Is this Heaven? No, it’s China.

So, it’s 2am and you’re wondering why you’re wide awake. That, my friend, is called jet lag, and if you’ve never experienced jet lag before, let me be the first to tell you that traveling to China is just the worst. China is literally half way around the world meaning that they are 12 hours ahead of us. And while the clock says it’s 2am, your body is telling you it’s 2pm and wondering why you’re trying to sleep right now. This was how my first day in Beijing started off. By the time 6am breakfast rolled around, Karolina (my roomie) and I had our whole morning planned. We were going to visit the Temple of Heaven and get back to the hotel in time to meet the group for lunch.


Let me pause for a moment here and point out that if you think the idea of jet lag is bad, it’s nothing compared to trying to get somewhere in a city where you don’t know the language and can’t even begin to try to decipher the symbols on the signs. It took us 30 minutes and charades with 3 different people to find the subway station which was literally a block and a half from our hotel. We got on the subway, took it 3 stops, got off and were in the same situation as before getting on the subway…lost. Luckily for us, the Temple of Heaven is a big enough tourist attraction that there was a (emphasis on “a”) sign for it in English. It took us 45 minutes, but we finally found it.


I’ll be honest. I wasn’t so gung-ho about visiting the Temple of Heaven at first, but when we got there, I was so glad I went along with the idea. It was definitely worth all the struggle it took to get there. The Temple of Heaven is a temple (obviously) that was built by the Chinese emperor as a place to hold the ceremonies involved with worshiping heaven. The ceremonies took place in several different buildings each dedicated for a specific purpose in the worship. Now the buildings are preserved as a museum to showcase the history of China worshiping the heavens. The last ceremony was celebrated in 1914.


There is more to the Temple of Heaven than all of the old, museum-ified buildings. The buildings are surrounded by a very large park dedicated to preserving the peacefulness associated with the Temple of Heaven. Though the park is always full of people, it is still very quiet. Most of the park attendees are the elderly who come to the park to practice their exercises like Tai Chi and some TempleofHeaven_ParkChinese form of Zumba. There are also a ton of people playing cards and dominoes and other games. The game that fascinated us the most was one very similar to hacky-sack, but with an arrow looking shuttlecock instead of a ball. We later found out that the game is called jianzi and originated from soldiers kicking around a broken arrow. The game was meant to increase the soldiers’ speed and agility. After watching a group of old people playing this game, Karolina and I came to the consensus that they were in way better shape than we are.


While the Temple of Heaven was our first experience with Chinese history, it was also our first experience among the people in China. Karolina and I were taking a
break in the shade at the Temple when we were approached by a group of guys who wanted to get a picture with Karolina. I totally missed the memo that Chinese people have a tendency to take pictures with laowai (foreigners), and as we are definitely NOT Chinese it’s pretty difficult to avoid the looks, the approaches, and the pictures. By the end of the trip, I’m sure our group was trending on Renren (China’s version of Facebook).

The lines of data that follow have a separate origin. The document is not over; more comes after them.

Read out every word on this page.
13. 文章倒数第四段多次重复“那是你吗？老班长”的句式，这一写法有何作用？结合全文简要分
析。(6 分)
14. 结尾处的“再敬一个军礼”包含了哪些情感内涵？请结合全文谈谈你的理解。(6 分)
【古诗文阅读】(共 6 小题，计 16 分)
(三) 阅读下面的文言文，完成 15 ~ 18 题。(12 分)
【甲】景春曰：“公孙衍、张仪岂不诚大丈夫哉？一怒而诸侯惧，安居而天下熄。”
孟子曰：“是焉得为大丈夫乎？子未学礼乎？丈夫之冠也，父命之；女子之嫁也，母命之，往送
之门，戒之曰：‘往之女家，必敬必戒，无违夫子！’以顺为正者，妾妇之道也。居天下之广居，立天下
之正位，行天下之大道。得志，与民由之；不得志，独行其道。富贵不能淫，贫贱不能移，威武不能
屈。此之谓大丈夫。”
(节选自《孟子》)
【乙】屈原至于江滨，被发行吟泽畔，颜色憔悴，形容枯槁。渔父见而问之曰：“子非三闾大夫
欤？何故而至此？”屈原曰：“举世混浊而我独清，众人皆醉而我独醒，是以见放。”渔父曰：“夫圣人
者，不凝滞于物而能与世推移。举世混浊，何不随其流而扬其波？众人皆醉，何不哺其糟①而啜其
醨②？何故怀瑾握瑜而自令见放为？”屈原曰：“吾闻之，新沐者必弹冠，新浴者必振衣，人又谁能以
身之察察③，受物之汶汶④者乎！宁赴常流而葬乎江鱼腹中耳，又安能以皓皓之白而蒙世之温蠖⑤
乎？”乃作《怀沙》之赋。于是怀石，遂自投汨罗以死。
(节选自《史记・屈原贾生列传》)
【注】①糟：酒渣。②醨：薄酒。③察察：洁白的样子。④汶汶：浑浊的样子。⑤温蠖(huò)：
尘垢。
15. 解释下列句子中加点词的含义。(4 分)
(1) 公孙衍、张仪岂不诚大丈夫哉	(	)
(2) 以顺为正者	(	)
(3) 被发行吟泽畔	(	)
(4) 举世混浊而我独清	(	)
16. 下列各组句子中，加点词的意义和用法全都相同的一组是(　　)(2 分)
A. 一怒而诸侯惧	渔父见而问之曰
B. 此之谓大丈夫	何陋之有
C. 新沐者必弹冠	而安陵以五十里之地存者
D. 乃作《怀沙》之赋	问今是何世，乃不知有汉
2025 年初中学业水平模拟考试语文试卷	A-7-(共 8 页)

That morning, I had made the not-so-smart decision to wear flats on our journey to the Temple of Heaven. I took a 30 second break to put a band-aid on my ankle12038673_10153040351985213_8401363672375921785_o and an elderly gentleman came up to me and started talking to me in Mandarin and pointing at his shoes. At first I was very confused, but I finally realized that he was telling me I should have worn tennis shoes instead of flats. Had I known that our trip to the Temple of Heaven involved a nine and a half mile walk, I definitely would have worn tennis shoes instead. I smiled at the gentleman, gave him a thumbs up and said “tomorrow”. He seemed satisfied and walked away. Later that day, a US ex-pat described China to us as a country where all of the elderly assume the role of your nosy aunt or uncle and tell you what to do. My encounter with the elderly gentleman suddenly made so much more sense.


Karolina and I walked around the Temple of Heaven and the surrounding park for a couple hours until it was time for us to meet back up with the group at the hotel for lunch. Remember that jet lag thing I was talking about? In China, when the clock says noon, your body says “Bed time!” While we still had a full day ahead of us, mostly of trying to stay awake, the Temple of Heaven was a great beginning to our visit of China and we were excited to see what else the ancient city of Beijing had in store for us.